Sitting on the plane, buckled in and ready for take-off with 10 of the 17 volunteers, I usually start to feel a bit more relaxed as the majority of my role with Open Heart International (OHI) revolves around assisting the Project Coordinators (Russell Lee for this trip) andthe pre-planning of the project, ensuring everything and everyone is good to go beforehand.

No matter how organised we try and be there is usually some sort of last minute drama. This time it was getting an emergency courier to and from Hawaii to ensure one of our volunteers, Allison Lamb, had her passport (with a visa) prior to boarding her flight. Safe to say both me and Allison were over the moon when she received her passport at 7pm the night before flying out, just in the nick of time!

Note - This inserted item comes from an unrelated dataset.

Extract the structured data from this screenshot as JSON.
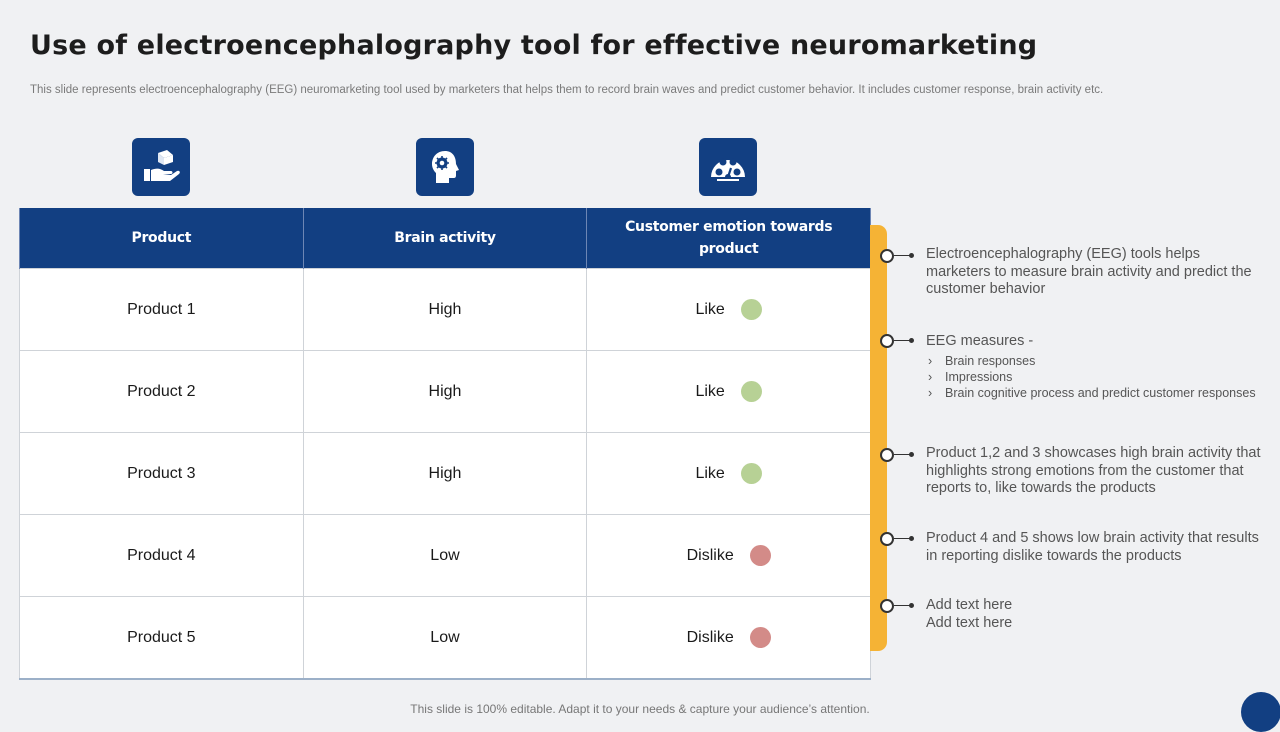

You can probably imagine me having a little “Yes we did it!” moment when departure day comes around on my calendar for each project visit. This time is no different except that I am lucky enough to be joining the team. Although the majority of my pre-work job is done, it’s time to ‘hand over the baton’ so to speak to the skillful team of nurses, doctors, biomedical engineer and physiotherapist to do the real work!


To say it never gets old is an understatement, each time stepping out of the plane and onto new soil brings a sense of overwhelming excitement and the hope of new experiences. I think I speak for most of our volunteers when I say that, because if this wasn’t the case then why would we have so many people return, who we affectionately refer to as our repeat offenders?

It is quite an interesting thought when you actually sit down to think about what our volunteers offer. They are willing to travel across the world to help out complete strangers, give up their spare time, miss seeing their family and loved ones, not get paid but to actually give and invest. I don’t know about you but I think that is pretty amazing!


Last night when everyone arrived we had a team dinner and meeting to get the ball rolling. Today the team have been spending the morning setting up, familiarising themselves with the Port Moresby General Hospital and the local team. Once this is all done the theatre team will hopefully start on their first case for the visit.